Hukukçu Rıza Türmen, Türkiye’nin geldiği süreçte Demokratik Cumhuriyet Konferansı’nın düzenlenmesinin önemli olduğunu belirterek, “Şu yaşa geldik, demokratik bir cumhuriyette yaşayamadık. Bu tek tipli vatandaşlıktan çok tipli vatandaşlığa geçerken, geçmişle hesaplaşmalı” dedi. Ardından son konuşmacı eski Barış ve Demokrasi Partisi (BDP) ve HDP Milletvekili Sırrı Süreyya Önder sunum yaptı. Sırrı, “Bir masa üzerinde gündemi ve kontrolü olan, sonuçlarının değerlendirileceği, denetleneceği bir sürece girmek gerekiyor. Yöntemle başlamalıyız. Buralardan başlamak lazım. Çözüm süreci boyunca birçok siyasetçi, öncü ve lider ile görüşme imkanı buldum. Sayın Öcalan’ın bir tek farkı vardır. Diğer siyasi aktörlerle kıyaslandığında, görüşlerden, önerilerden, kategorik karşıtlıklardan azade gerçeğe saygısı olan tek insan” dedi.
 
İkinci oturum: Kürtler ihanete uğradı
 
“Cumhuriyet’in kuruluş dinamikleri-1” başlıklı ikinci oturumun moderatörlüğünü ise yazar Ayşegül Devecioğlu üstlendi. Bu oturumda sunum yapan Paris Sosyal Bilimler Üniversitesi akademisyenlerinden Hamit Bozarslan, yazar Tanıl Bora, Dr.

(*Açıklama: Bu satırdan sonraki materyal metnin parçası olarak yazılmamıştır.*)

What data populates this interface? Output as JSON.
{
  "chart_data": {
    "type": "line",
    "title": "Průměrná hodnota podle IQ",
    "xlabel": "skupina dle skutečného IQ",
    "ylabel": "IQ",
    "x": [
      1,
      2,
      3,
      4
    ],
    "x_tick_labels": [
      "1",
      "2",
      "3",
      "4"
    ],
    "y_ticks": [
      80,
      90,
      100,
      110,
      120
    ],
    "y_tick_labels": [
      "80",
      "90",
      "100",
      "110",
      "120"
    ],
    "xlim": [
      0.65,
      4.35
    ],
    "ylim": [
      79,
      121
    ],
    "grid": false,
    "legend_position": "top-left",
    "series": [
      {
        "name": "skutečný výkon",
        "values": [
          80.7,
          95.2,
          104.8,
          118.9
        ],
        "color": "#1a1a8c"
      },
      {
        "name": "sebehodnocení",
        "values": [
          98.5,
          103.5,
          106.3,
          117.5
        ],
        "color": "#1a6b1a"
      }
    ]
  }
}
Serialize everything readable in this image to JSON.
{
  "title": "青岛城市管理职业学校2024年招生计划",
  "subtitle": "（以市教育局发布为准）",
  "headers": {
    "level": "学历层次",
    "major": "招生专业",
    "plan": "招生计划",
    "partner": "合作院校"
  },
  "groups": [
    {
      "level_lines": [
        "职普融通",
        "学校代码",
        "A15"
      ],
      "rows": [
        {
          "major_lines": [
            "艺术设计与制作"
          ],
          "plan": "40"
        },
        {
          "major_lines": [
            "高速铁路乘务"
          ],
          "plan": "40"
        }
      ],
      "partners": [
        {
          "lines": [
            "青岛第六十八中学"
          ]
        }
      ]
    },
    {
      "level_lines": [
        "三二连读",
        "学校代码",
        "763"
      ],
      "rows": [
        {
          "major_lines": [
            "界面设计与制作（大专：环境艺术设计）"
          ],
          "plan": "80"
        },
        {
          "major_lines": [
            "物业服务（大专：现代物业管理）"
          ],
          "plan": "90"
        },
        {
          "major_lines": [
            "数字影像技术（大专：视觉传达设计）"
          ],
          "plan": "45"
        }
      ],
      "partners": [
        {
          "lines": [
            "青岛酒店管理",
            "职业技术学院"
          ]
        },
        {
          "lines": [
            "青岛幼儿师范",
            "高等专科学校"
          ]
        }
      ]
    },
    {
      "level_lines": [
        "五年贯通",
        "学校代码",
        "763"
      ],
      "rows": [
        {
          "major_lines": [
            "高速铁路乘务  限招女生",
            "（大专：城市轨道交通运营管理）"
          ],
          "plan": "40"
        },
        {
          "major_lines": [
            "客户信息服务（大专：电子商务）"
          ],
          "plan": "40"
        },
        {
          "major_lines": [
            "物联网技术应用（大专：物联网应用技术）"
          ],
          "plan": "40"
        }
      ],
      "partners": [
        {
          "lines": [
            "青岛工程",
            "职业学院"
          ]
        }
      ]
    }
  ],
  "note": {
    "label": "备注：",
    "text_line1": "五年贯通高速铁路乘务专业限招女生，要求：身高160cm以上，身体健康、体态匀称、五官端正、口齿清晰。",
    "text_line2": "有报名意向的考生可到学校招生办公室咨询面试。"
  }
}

Barış Ünlü, cumhuriyetin bir sözleşme olup olmadığı, demokratik bir milliyetçiliğin neden olamadığı, Lozan Anlaşması ile Kürt halkının “ihanete” uğraması ve cumhuriyetin doğuşuna dair sunumlar yaptı.
 
Feminist ve Kürt kadın hareketi mücadelede yan yana
 
Konferansın “Cumhuriyet’in kuruluş dinamikleri-2” başlıklı üçüncü oturumunun moderatörlüğünü de Zerrin Kurtoğlu gerçekleştirdi. “Türkiye’de kapitalizmin 100 yılı” başlığı altında sunum yapan Barış Akademisyenleri’nden Özgür Öztürk, Türkiye’nin yüz yıllık kapitalizm gelişimini anlattı. Bir sonraki konuşmacı bağımsız feminist Hülya Osmanağaoğlu ise “Cumhuriyetin kuruluş dinamiği olarak patriyarka ve feminist mücadele” başlığında sunum yaptı. Hülya, eşit temsiliyet için kürsüde iki erkeğin konuştuğu sürenin tamamının bir kadına verilmesi önerisinde bulundu ve feminist mücadelenin geldiği noktaya değinerek eşit temsiliyetin önemini ele aldı. Hülya, “Feminist hareketi ile Kürt kadın hareketi, barış ve erkek şiddetine karşı yan yana mücadele yürütüyor” sözlerini kullandı. İnançlar ve cumhuriyet başlıkları üzerinde sunum yapan akademisyen Ayhan Yalçınkaya ise Kürt ve Aleviler arasındaki bağ üzerinde durdu.
 
Dördüncü oturum: Demokratik Cumhuriyet adımları
 
Son oturum ise “Cumhuriyetin anayasal serüveni” başlığı ile ihraç edilen öğretim görevlisi Sevilay Çelenk’in moderatörlüğünde gerçekleştirildi. Oturumda ilk olarak söz alan akademisyen Murat Sevinç, “1921 Anayasası: İmkan, ütopya, pragmatizm” başlıklı sunum yaptı. Bir diğer konuşmacı akademisyen Dinçer Demirkent, “1924 Anayasası: ‘İmkanı kapatan ikinci kuruluş mu?”, yazar Levent Köker de, “1961 ve 1982 Anayasalarının Demokratik Cumhuriyet açısından eleştirisi” başlıklı sunum yaptı. Bu oturumda demokratik cumhuriyete nasıl adım atılması gerektiği üzerine tartışmalar yürütüldü.
 
Yarınki oturumlar
 
Konuşmaların ardından oturumlar son buldu. Konferans yarın, “2. yüzyıla girerken: Demokrasi ve Cumhuriyet”, “Demokratik Cumhuriyet ve siyasal-toplumsal güçlerin mücadele arayışı”, “Nasıl bir gelecek, nasıl bir Cumhuriyet-1” ve “Nasıl bir gelecek, nasıl bir Cumhuriyet-2” başlıklı oturumlarla sürecek.